Lorenzo Pavolini, all’Università di Salerno per il progetto Consistency, incontri di Letteratura Italiana ispirati alle Lezioni Americane di Italo Calvino
Secondo appuntamento con il progetto Consistency, ciclo d’incontri con autori e critici contemporanei tra i più rappresentativi dell’attuale produzione letteraria italiana, organizzato dal Dipartimento di Studi Umanistici dell’Università di Salerno, Sezione Italianistica, diretto dal Professor Sebastiano Martelli.
Dopo l’incontro con Emanuele Trevi, dal titolo “La fine del libro come fine del mondo” (per conoscere i dettagli clicca QUI), il secondo protagonista di Consistency, ospite presso l’Aula Imbucci dell’Ateneo salernitano mercoledì 7 maggio, è lo scrittore romano Lorenzo Pavolini autore di racconti e romanzi tra cui spicca “Accanto alla tigre”.
Le pagine del libro, dolorose e nel contempo appassionate, riportano alla luce un passato amaro, sia per la storia del nostro Paese sia per la vita personale dello stesso autore. La vicenda autobiografica racconta, infatti, di un giovane Lorenzo che scopre, casualmente, tra le pagine di un libro di scuola nell’ora di storia, la vera identità di suo nonno Alessandro, spietato e crudele gerarca fascista.
La dissertazione di Lorenzo Pavolini, dal titolo “Dove Andremo a finire”, s’inserisce nel leitmotiv della rassegna Consistency che s’interroga sui “modi di finire” delle opere letterarie, studiando come, sia gli autori sia i lettori, interpretino la conclusione di un’opera.
Il progetto deve il suo nome alla sesta delle “Lezioni Americane” di Italo Calvino, rimasta incompiuta, nella quale il grande intellettuale del Novecento si proponeva di studiare “Le zone di confine dell’opera letteraria” ovvero gli incipit e soprattutto gli explicit che generano, secondo i casi, entusiasmo, sconcerto, emozione o anche indifferenza, agli occhi dei lettori.
Dove andremo a finire è anche il titolo di un numero della rivista Nuovi Argomenti della quale Lorenzo Pavolini fa parte da anni, fondata da Moravia e Carocci, che annovera tra i suoi direttori personalità del calibro di Sciascia, Pasolini e Dacia Maraini.

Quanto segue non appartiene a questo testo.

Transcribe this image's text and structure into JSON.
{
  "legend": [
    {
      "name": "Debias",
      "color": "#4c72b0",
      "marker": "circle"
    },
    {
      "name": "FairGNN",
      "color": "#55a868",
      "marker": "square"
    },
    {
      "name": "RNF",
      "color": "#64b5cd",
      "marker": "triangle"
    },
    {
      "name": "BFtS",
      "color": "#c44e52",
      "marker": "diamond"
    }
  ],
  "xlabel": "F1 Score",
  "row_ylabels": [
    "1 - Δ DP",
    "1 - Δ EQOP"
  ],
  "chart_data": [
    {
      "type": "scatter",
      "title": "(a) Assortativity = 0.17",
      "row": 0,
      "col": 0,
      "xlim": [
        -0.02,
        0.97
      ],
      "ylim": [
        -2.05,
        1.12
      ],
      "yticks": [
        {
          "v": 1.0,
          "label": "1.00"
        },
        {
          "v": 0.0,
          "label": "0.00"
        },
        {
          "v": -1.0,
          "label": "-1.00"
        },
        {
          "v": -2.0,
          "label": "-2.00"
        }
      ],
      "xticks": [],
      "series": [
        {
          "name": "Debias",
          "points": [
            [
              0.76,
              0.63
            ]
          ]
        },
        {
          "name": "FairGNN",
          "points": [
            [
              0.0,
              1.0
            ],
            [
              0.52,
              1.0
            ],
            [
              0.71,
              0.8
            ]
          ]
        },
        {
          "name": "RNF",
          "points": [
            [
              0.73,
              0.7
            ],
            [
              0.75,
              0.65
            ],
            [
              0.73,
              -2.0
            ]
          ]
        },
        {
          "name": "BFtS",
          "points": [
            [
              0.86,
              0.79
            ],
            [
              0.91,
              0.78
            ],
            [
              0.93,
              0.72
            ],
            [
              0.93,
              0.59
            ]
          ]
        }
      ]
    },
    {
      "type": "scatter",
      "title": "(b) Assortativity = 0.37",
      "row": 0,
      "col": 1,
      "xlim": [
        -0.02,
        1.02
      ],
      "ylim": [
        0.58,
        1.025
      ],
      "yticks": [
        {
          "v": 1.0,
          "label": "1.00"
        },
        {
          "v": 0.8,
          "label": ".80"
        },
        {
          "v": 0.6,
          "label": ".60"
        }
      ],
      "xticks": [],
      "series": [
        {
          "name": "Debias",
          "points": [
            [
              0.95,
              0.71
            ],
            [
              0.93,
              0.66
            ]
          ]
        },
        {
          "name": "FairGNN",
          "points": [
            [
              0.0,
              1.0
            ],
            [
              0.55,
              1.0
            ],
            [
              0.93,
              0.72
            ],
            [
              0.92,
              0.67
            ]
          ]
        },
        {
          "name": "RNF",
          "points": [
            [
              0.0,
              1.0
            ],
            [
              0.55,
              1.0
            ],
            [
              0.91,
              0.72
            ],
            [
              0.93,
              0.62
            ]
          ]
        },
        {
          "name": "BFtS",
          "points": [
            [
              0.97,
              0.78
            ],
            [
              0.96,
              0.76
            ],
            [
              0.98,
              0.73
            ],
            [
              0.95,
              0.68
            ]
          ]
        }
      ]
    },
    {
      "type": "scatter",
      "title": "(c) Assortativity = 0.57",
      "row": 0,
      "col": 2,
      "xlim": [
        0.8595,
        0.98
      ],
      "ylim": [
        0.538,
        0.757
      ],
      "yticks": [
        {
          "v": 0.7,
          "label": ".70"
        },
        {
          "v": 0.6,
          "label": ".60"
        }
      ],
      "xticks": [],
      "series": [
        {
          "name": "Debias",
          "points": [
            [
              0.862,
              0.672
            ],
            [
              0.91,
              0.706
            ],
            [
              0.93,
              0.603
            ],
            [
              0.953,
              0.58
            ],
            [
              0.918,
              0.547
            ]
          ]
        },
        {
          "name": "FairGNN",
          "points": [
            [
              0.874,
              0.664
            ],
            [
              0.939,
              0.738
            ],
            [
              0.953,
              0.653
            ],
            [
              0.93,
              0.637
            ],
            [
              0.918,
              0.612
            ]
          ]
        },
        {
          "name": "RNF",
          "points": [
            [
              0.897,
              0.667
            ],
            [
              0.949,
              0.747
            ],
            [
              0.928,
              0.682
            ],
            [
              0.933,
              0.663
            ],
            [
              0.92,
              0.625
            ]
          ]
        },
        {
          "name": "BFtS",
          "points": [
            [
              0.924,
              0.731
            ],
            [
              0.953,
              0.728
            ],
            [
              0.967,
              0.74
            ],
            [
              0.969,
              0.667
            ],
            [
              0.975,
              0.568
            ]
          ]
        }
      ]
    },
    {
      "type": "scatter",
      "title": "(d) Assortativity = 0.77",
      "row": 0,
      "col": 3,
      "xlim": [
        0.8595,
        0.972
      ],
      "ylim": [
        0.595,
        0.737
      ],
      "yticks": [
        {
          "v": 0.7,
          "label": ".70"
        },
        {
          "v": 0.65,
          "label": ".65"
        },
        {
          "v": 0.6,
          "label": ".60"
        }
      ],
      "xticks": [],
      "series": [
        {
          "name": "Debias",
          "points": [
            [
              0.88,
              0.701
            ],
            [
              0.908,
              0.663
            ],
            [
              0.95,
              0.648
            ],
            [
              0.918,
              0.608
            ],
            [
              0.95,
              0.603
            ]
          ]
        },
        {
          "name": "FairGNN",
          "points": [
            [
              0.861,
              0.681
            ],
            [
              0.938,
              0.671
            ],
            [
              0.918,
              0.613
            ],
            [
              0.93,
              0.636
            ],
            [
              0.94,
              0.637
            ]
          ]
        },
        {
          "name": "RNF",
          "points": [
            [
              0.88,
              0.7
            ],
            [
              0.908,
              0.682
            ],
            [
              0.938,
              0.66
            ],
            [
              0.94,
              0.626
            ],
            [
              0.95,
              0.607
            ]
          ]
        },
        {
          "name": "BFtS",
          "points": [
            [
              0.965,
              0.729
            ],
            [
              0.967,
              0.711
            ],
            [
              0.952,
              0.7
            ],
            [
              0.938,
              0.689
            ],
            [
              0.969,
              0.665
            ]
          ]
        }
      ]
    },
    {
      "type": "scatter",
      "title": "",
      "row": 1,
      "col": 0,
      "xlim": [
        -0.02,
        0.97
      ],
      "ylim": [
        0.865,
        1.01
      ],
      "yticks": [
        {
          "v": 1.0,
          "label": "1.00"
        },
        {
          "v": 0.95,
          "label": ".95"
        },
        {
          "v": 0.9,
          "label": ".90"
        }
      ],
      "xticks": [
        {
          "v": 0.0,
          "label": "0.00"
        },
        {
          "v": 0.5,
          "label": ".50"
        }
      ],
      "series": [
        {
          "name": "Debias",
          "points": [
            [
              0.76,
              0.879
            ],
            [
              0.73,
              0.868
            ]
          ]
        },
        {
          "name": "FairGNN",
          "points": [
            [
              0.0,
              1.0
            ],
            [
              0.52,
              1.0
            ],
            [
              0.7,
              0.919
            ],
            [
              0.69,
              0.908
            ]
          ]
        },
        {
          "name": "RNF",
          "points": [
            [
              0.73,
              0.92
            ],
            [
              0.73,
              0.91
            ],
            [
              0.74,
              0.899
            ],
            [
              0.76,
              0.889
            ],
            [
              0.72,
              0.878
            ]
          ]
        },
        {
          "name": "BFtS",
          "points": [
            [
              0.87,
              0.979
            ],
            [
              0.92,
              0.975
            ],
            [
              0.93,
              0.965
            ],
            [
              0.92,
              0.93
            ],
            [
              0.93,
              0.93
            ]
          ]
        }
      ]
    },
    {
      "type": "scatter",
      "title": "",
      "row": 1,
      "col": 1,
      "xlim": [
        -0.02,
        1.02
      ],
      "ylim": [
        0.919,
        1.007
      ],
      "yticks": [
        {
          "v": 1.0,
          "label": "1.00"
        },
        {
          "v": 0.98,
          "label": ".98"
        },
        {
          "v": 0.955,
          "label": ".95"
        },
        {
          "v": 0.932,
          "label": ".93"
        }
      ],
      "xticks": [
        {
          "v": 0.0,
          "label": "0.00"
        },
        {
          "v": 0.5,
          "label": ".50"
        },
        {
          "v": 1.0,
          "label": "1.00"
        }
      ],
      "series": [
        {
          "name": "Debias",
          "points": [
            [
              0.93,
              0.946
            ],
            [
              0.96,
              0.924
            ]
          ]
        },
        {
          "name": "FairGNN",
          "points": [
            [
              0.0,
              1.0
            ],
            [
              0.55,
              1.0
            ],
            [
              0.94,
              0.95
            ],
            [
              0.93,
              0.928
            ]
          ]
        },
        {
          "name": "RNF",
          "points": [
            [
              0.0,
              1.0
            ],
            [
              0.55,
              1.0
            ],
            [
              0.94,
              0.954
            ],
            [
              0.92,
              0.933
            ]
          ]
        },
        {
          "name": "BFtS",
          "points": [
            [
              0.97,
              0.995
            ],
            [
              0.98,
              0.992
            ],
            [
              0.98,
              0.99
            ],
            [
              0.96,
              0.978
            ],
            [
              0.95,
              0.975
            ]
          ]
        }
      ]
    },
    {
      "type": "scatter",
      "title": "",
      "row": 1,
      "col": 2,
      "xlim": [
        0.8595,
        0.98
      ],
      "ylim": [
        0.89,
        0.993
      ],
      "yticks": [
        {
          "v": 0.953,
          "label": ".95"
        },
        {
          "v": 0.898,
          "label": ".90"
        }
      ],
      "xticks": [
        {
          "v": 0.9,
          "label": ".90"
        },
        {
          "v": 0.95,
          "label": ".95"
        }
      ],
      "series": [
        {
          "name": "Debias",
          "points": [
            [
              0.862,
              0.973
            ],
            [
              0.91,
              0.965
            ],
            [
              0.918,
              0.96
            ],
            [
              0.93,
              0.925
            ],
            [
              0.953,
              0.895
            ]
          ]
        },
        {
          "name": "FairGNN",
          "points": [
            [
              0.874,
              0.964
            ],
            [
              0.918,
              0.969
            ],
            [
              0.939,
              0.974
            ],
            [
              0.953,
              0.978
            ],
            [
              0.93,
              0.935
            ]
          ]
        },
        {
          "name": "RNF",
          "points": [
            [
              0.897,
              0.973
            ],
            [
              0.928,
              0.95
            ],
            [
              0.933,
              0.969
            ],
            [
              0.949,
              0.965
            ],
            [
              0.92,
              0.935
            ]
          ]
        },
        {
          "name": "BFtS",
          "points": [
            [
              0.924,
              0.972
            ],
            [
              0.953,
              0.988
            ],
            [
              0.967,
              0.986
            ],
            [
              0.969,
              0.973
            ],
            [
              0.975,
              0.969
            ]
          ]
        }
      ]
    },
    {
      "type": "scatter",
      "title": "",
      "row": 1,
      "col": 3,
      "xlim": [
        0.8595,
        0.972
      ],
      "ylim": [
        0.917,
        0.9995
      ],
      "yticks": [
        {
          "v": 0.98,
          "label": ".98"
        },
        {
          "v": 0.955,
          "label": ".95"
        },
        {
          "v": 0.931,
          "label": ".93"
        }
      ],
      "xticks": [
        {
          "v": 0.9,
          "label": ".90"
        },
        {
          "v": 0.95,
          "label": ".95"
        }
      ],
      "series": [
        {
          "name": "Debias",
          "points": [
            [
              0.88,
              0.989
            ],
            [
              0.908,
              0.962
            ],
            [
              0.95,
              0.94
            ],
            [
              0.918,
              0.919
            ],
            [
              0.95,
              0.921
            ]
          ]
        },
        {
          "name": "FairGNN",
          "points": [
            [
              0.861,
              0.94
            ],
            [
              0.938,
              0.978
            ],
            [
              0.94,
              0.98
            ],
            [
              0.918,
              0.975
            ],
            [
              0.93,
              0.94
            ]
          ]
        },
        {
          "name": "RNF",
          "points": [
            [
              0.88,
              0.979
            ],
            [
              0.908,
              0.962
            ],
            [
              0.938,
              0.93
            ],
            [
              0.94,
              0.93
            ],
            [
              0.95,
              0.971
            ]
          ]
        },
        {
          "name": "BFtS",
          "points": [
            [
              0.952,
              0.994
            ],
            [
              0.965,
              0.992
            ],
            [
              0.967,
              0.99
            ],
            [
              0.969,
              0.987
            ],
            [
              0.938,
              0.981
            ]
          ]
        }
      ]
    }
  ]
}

Attraverso il richiamo alle opere letterarie come “Cuore di tenebra” di Joseph Conrad, dove l’atteso insegnamento finale rimane inesorabilmente celato, o come “Bartleby lo scrivano” di Melville di cui pochi ricordano il finale, attraversando, ancora, le opere dense di contenuti filosofici di Kafka e gli scritti di Manzoni, Lorenzo Pavolini spiega, all’attento pubblico di studenti presenti, la sua verità sui modi di finire:
«In questo mio intervento – dice Lorenzo Pavolini – cerco di spiegare il mio punto di vista “sui modi di finire”; a mio avviso “come vanno a finire le cose” nei romanzi, in realtà, conta fino a un certo punto. Molto spesso capita di non ricordare come si concludano le vicende oppure, soprattutto nella trasposizione tra letteratura e cinema, accade che i finali vengano modificati.
Il finale è un problema del teatro della vita più che della letteratura. Oggi si avverte un forte bisogno di “non avere una fine”, basti ricordare le saghe che appartengono a uno stile narrativo che si perpetua.
Per me il cuore del romanzo è altrove, il finale è come una coda che può essere tagliata come avviene per molte specie animali che riescono a vivere anche senza di essa».
[ads2]
L’eroe per eccellenza allora resta Ulisse che, come leggiamo nel Canto XXVI dell’Inferno di Dante Alighieri, proprio quando la sua vicenda sembra giunta al tanto desiderato finale, non resiste all’ardore di “Divenir del mondo esperto e de li vizi umani e del valore” e trasforma proprio quel finale, nell’inizio del suo folle volo.
Il prossimo appuntamento del progetto Consistency è fissato per il 15 maggio alle ore 11.00 nell’aula 17 di Lettere, ospite Diego De Silva.